A Short History
Book Reach was launched by a retired primary school teacher, Doreen Johnstone, in early 2013. Over a 50-year career, Doreen taught in schools and managed education programmes in England, Malta, Kenya, Singapore, Nepal and Malaysia, where she now lives. From 2007 – 2010, she worked as an advisor to Nepal’s Ministry of Education and built up a broad network of Nepali education officials and teachers – who now form the ‘backbone’ of Book Reach.
Doreen’s personal links with schools across Asia have put her in a unique position to act as a conduit of books and resources from these schools to rural schools in Nepal. In 2013, Doreen visited Singapore’s Tanglin School, where she had worked in the 1970s and 80s, and asked the chief librarian, Jacqueline Makselon, for support. Permission was duly granted and books from their Infant and Junior libraries began to pile up.
A freight agent was enlisted who could provide some charitable discounts, and in August 2013, the first consignment of books was dispatched to Kathmandu. Subsequent consignments, including books from schools in Kuala Lumpur, arrived in March and May 2014.

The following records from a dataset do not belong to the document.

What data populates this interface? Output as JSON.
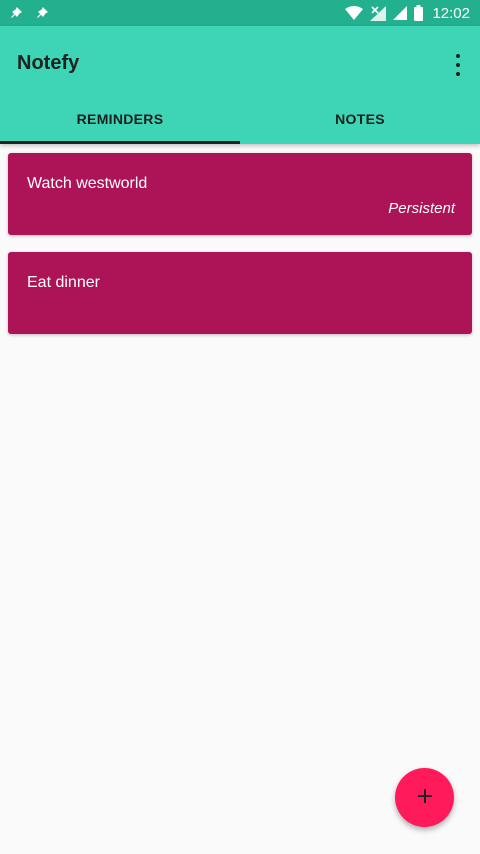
{
  "status_bar": {
    "time": "12:02",
    "icons": [
      "pin-icon",
      "pin-icon",
      "wifi-icon",
      "signal-no-data-icon",
      "signal-icon",
      "battery-icon"
    ]
  },
  "app_bar": {
    "title": "Notefy",
    "menu_icon": "more-vert-icon"
  },
  "tabs": [
    {
      "label": "REMINDERS",
      "selected": true
    },
    {
      "label": "NOTES",
      "selected": false
    }
  ],
  "reminders": [
    {
      "title": "Watch westworld",
      "tag": "Persistent"
    },
    {
      "title": "Eat dinner",
      "tag": ""
    }
  ],
  "fab": {
    "icon": "add-icon"
  },
  "colors": {
    "status_bar": "#23b08e",
    "app_bar": "#3dd5b5",
    "card": "#ad1457",
    "fab": "#ff1a5c",
    "background": "#fafafa"
  }
}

Once in Kathmandu the books used to be stored in the Department of Education building in Sanothimi, but from 2016 they were transported directly from the airport down to Makwanpur district. From there the books are personally delivered to the beneficiary schools by Doreen or one of her local counterparts. Unlike some projects, which tend to ‘dump’ books at their recipient schools, Book Reach consults with the teachers who will use them, and Doreen runs short training workshops to help them catalogue their books and allocate them to appropriate classes. As most of the teachers already know Doreen, these reunions inevitably bring great joy alongside the books!

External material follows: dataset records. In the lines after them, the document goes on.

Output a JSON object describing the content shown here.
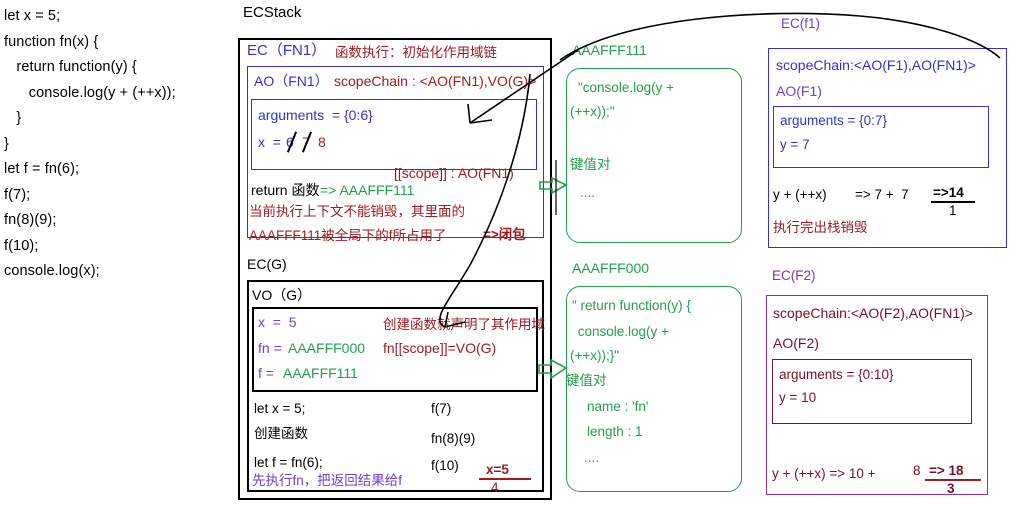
{
  "code_listing": {
    "lines": [
      "let x = 5;",
      "function fn(x) {",
      "   return function(y) {",
      "      console.log(y + (++x));",
      "   }",
      "}",
      "let f = fn(6);",
      "f(7);",
      "fn(8)(9);",
      "f(10);",
      "console.log(x);"
    ]
  },
  "ecstack": {
    "title": "ECStack",
    "fn1": {
      "label": "EC（FN1）",
      "note": "函数执行：初始化作用域链",
      "ao_label": "AO（FN1）",
      "scope_chain": "scopeChain : <AO(FN1),VO(G)>",
      "arguments": "arguments  = {0:6}",
      "x_name": "x  =",
      "x_v1": "6",
      "x_v2": "7",
      "x_v3": "8",
      "scope_prop": "[[scope]] : AO(FN1)",
      "return_label": "return 函数",
      "return_arrow": "=> AAAFFF111",
      "note2": "当前执行上下文不能销毁，其里面的",
      "note3": "AAAFFF111被全局下的f所占用了",
      "closure": "=>闭包"
    },
    "g": {
      "label": "EC(G)",
      "vo_label": "VO（G）",
      "x": "x  =  5",
      "fn_name": "fn =",
      "fn_val": "AAAFFF000",
      "fn_scope": "fn[[scope]]=VO(G)",
      "f_name": "f =",
      "f_val": "AAAFFF111",
      "create_note": "创建函数就声明了其作用域",
      "steps_left": [
        "let x = 5;",
        "创建函数",
        "let f = fn(6);"
      ],
      "steps_left_sub": "先执行fn，把返回结果给f",
      "steps_right": [
        "f(7)",
        "fn(8)(9)",
        "f(10)"
      ],
      "result_top": "x=5",
      "result_bottom": "4"
    }
  },
  "heap": {
    "aaafff111": {
      "label": "AAAFFF111",
      "body_lines": [
        "\"console.log(y +",
        "(++x));\""
      ],
      "kv_label": "键值对",
      "ellipsis": "...."
    },
    "aaafff000": {
      "label": "AAAFFF000",
      "body_lines": [
        "\" return function(y) {",
        " console.log(y +",
        "(++x));}\""
      ],
      "kv_label": "键值对",
      "kv_items": [
        "name : 'fn'",
        "length : 1"
      ],
      "ellipsis": "...."
    }
  },
  "ec_f1": {
    "label": "EC(f1)",
    "scope_chain": "scopeChain:<AO(F1),AO(FN1)>",
    "ao_label": "AO(F1)",
    "arguments": "arguments = {0:7}",
    "y": "y = 7",
    "expr": "y + (++x)",
    "arrow": "=> 7 +  7",
    "result": "=>14",
    "order": "1",
    "destroy_note": "执行完出栈销毁"
  },
  "ec_f2": {
    "label": "EC(F2)",
    "scope_chain": "scopeChain:<AO(F2),AO(FN1)>",
    "ao_label": "AO(F2)",
    "arguments": "arguments = {0:10}",
    "y": "y = 10",
    "expr": "y + (++x) => 10 +",
    "expr_operand": "8",
    "result": "=> 18",
    "order": "3"
  },
  "colors": {
    "blue": "#3333cc",
    "violet": "#6f3fd6",
    "dark_red": "#a01b20",
    "green": "#22a04a",
    "purple": "#8b2fa0",
    "maroon": "#7b1020",
    "black": "#000000",
    "red": "#cc1111"
  }
}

Book Reach supplies library furniture in the form of shelving units, round low tables, cushions and carpets. This facility is now in 11 schools and allows the books to be enjoyed & used to their optimum.
Doreen requires all head-teachers to sign a short contract with Book Reach, committing them to a set of guiding principles on book maintenance and library management.

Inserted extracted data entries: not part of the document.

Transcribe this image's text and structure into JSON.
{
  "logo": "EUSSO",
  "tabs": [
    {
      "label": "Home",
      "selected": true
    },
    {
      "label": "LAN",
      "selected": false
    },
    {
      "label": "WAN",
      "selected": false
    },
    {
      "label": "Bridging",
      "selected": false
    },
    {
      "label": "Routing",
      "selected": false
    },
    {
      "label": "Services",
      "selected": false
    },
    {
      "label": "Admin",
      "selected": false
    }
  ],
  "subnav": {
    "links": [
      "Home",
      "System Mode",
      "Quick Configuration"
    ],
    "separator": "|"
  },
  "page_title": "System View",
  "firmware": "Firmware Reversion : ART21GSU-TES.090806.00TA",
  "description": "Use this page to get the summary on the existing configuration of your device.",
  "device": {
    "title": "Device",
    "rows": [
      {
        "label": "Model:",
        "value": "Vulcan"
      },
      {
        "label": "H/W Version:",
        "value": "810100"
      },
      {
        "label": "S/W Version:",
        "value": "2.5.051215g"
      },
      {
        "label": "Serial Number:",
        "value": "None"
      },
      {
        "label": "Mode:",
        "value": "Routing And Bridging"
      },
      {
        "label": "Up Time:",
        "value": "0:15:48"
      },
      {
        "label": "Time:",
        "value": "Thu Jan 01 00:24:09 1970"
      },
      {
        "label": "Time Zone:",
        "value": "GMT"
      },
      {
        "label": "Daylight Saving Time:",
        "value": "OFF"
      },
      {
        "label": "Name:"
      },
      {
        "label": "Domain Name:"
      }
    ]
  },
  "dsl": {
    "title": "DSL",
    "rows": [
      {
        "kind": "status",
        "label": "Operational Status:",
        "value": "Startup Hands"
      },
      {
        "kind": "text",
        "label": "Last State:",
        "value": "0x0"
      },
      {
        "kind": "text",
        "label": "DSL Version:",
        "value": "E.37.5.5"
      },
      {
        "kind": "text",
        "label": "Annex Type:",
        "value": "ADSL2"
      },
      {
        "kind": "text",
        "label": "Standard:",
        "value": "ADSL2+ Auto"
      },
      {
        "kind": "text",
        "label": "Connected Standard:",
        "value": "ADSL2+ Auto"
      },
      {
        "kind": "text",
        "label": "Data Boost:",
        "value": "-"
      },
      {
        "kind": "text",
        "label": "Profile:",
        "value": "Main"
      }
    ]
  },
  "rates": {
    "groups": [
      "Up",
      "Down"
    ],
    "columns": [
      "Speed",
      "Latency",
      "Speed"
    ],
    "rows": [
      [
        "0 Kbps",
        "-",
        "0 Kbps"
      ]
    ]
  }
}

Mr Krishna Gopal Shrestha of Adhunik Secondary School in Hetauda has agreed to be the Country Project Manager of Book Reach Nepal. He is generously assisted by Mr Dipesh Joshi, headmaster of Navodaya School, Hetauda.
In Book Reach’s initial target areas in Hetauda, the project has already established a ‘cluster’ of seventeen schools committed to propagating a reading culture. Meetings, competitions and reading activities are launched by the head-teachers of all these schools to expand and coordinate their individual libraries.
The project is confident that the example of these ‘model schools’ will help to inspire further initiatives to promote literacy and language teaching in neighbouring schools.
When funding allows, library furniture – including shelving, tables, chairs, carpets and cushions – are made and supplied to the project schools along with their consignments of books.
Following the recent registration of Book Reach in Malaysia, it has been decided to extend a small proportion of the flow of discarded library books to needy schools in Sabah. Kirsten Gallagher of the Alice Smith (Primary) in KL has been the only school approached so far and it will not be until next year that two or three Primary schools within an hour of Kota Kinablau will be chosen as recipients. But there is still much to be done to settle the nepali receiving schools since the earthquake last year and work on their inter-school management.